La noche invitaba al asueto y la compañía y, además, Sarrontino, llevaba un tiempo sin ver a las dueñas del Rasputín. Incluso, quizá, esa noche de fiesta Le Furie tuvieran a bien agasajar a los espectadores más distinguidos escanciando alguno de los sabrosos caldos de su bodega personal.
Sin duda, la sangre Toscana tenía tanto “buqué” como sus vinos; y la lunas de fiesta del solsticio de verano ¿Acaso no procuraban siempre más sed?
La Malkavian Antitribu cruzó el Arno por el Ponte Vecchio y se adentró en el barrio bohemio de Florencia, "la otra Florencia". La de la gente autóctona. La trabajadora, la tranquila, la que no corre y sale tranquilamente a pasear por sus calles descubriendo cada noche rincones nuevos. Aún quedaban muchos fllorentinos disfrutando de la noche en los numerosos bares y terrazas del lugar; que parecía funcionar a su propio ritmo, sin verse afectado por la masificación turística de otras partes del centro.

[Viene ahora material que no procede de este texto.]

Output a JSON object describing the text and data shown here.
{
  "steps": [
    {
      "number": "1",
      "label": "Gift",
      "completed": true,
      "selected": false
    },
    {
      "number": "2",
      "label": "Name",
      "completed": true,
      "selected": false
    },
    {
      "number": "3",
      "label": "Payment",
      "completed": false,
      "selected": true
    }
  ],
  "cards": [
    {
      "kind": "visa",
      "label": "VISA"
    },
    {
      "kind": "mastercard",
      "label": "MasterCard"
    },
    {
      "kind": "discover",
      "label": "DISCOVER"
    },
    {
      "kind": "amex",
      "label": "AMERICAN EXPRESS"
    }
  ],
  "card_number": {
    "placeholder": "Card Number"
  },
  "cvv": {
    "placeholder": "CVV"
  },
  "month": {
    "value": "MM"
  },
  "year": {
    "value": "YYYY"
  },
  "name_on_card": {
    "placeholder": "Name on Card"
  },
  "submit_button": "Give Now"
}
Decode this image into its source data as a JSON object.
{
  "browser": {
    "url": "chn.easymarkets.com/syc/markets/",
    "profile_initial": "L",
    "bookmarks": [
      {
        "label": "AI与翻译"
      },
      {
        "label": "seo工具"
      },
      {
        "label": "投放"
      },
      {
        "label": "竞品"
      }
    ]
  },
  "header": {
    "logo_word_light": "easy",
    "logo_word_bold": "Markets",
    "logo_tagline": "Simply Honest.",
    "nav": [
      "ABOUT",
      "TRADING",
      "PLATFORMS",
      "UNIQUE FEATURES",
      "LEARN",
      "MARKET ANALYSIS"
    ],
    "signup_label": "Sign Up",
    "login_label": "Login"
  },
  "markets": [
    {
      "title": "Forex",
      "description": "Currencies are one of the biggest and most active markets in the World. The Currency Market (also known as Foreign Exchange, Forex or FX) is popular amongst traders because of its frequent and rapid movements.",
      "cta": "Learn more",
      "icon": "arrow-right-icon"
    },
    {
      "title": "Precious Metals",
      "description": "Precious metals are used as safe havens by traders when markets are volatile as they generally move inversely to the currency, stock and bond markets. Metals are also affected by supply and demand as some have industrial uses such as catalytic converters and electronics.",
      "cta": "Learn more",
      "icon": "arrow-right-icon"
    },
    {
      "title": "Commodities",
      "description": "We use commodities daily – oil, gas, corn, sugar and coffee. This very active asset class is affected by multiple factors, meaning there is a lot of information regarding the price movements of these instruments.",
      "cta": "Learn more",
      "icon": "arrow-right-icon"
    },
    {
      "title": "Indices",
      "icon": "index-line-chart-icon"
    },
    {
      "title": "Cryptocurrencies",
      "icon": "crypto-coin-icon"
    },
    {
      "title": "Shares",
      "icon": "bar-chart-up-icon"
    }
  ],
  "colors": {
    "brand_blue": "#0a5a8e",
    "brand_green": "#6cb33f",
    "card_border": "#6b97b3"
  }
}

Fue un paseo tranquilo, casi aburrido, hasta que llegó a la callejuela indicada: Borgo Tegolaio. Sabía que Le Furie acababa de hacerse con el control del moderno "speakeasy" -un concepto surgido en las primeras décadas del siglo XX en Nueva York, en pleno apogeo de la Ley Seca - o lo que era lo mismo: un bar a puerta cerrada, exclusivo, al que solo unos pocos tenían acceso. Todas las ciudades del mundo solían tener su "bar secreto", pero no todos estaban regidos por un grupo de cuatro féminas como aquellas.
Le costó algo de esfuerzo encontrarlo, pues nada en el exterior daba pruebas de que allí hubiese bar alguno; pero al fin dio con la entrada tras cerciorarse de que su número coincidía con la indicación que le habían enviado.
Una vez se adentró en la escalera que daba acceso al Rasputín, la tenue luz de las velas, las imágenes de algunos santos y el olor a humedad bien podía decirle que acababa de penetrar en una vieja ermita. Abandonó aquel pensamiento cuando el suave jazz del hilo musical que amenizaba la velada se abrió hueco en sus oídos y pudo tener una visión completa del interior.
Finalmente constató que había llegado, pues al otro lado de donde estaba, entre los jóvenes que conversando en penumbra apuraban el último sorbo de sus cócteles, pudo entrever una cara conocida. Anetta, la última hermana en convertirse en cofrade de Le Furie se percató de su presencia y con un gesto de mano le invitó a acercarse.